With Ramon, we walked the paths he made himself, fixing the ones that his ancestors opened 100 years before to fish and hunt.
Spending time with him we had the chance to learn something about the inner world of one of the last shamans in the Bolivian jungle. During the long walks, we talked a lot despite the terrible humid and hot weather, and Ramon shared with us his point of view on the world, on the concept of progress and on the relationship between different religions.
Modernity and traditional medicine
Ramon is the last member of his community who knows the ancient and traditional indigenous healing remedies. He is an incredible source of information and knowledge, even doctors in Rurrenabaque and La Paz have turned to him.
He is teaching his children all he knows, hoping that they will keep handing down this knowledge. The ability to cure serious diseases through natural remedies is a knowledge that is becoming more and more important.
Indigenous community and tourism
Uncertain about the relationship between tourism and the safeguard of such an ancient and fragile culture, we asked Ramon why he decided to become a guide in the jungle and what are the benefits for his community.
For such an isolated community, tourism is a very important source of economic support. Indeed, the cost of the tour includes 50 Bs which are transferred to the community fund. The fund is used to provide medical assistance to the elderly (those who don’t want to rely on the traditional medicine), school supplies for the children, transfers to the city if needed.
Better the community or the city?
Ramon doesn’t have any doubts. He would never leave “his” forest for a city! The jungle is his home, he knows it very well and, being also a musician, he couldn’t stand the noise of the city.
Indigenous traditions and Christianity. Contradiction or syncretism?
We wanted to know more about a shaman’s point of view on the modern world, so we asked our guide his thoughts on the relationship between his ancestors’ religion and the religion brought by the Spanish conquistadors.
Ramon is a catholic but also a shaman and he doesn’t see (because there isn’t) any contradiction in this.

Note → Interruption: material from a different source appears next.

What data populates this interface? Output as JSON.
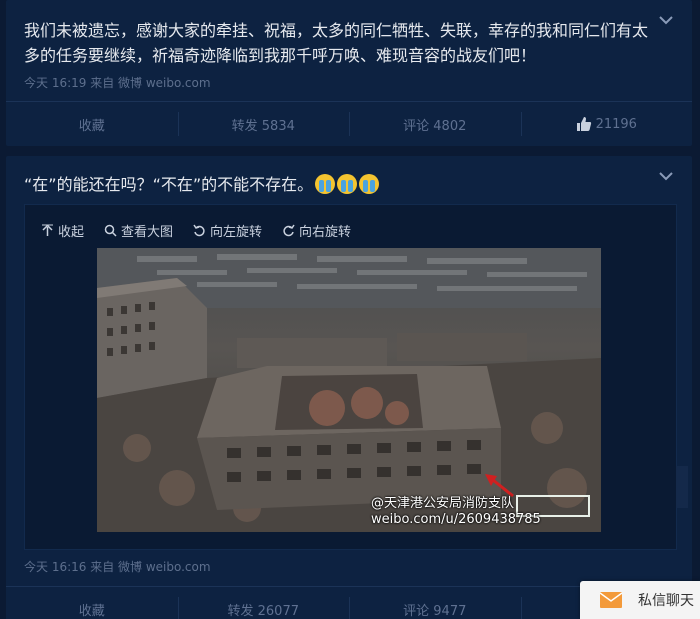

Any healing or offering ritual to the Pachamama needs to be accompanied by prayers. Ramon first addresses the Christian God, asking permission to intervene on the realm of the Pachamama, then he directly prays the Mother Earth.
A perfect example of religious syncretism!
The days spent with Ramon have been among the most beautiful and important of our entire trip across Bolivia.
Reaching the community along the San Miguel river allowed us to meet an authentic representative of a culture that is still pure, that respects human beings as well as the Mother Earth.
Jungle tour: how to choose?
There are two ways to visit the Amazonian forest from Rurrenabaque:
- “Classic” jungle tour, to explore the forest in 3 days and 2 nights. During the right season there is the chance to see animals and observe the uncontaminated nature
- Jungle and indigenous community tour, 3 days and 2 nights
Which one did we choose? Obviously the second one, that’s how we met Ramon!
Please note that there is no way you can tour the Selva by yourself, not even if you are John Rambo or Bear Grylls. You will need to rely on a specialized tour agency.
The cost of 3 days/2 nights tour of the jungle and indigenous community costs about 1700 Bs for 2 people, including the entrance into the Pilon Lajas Biosphere Reserve.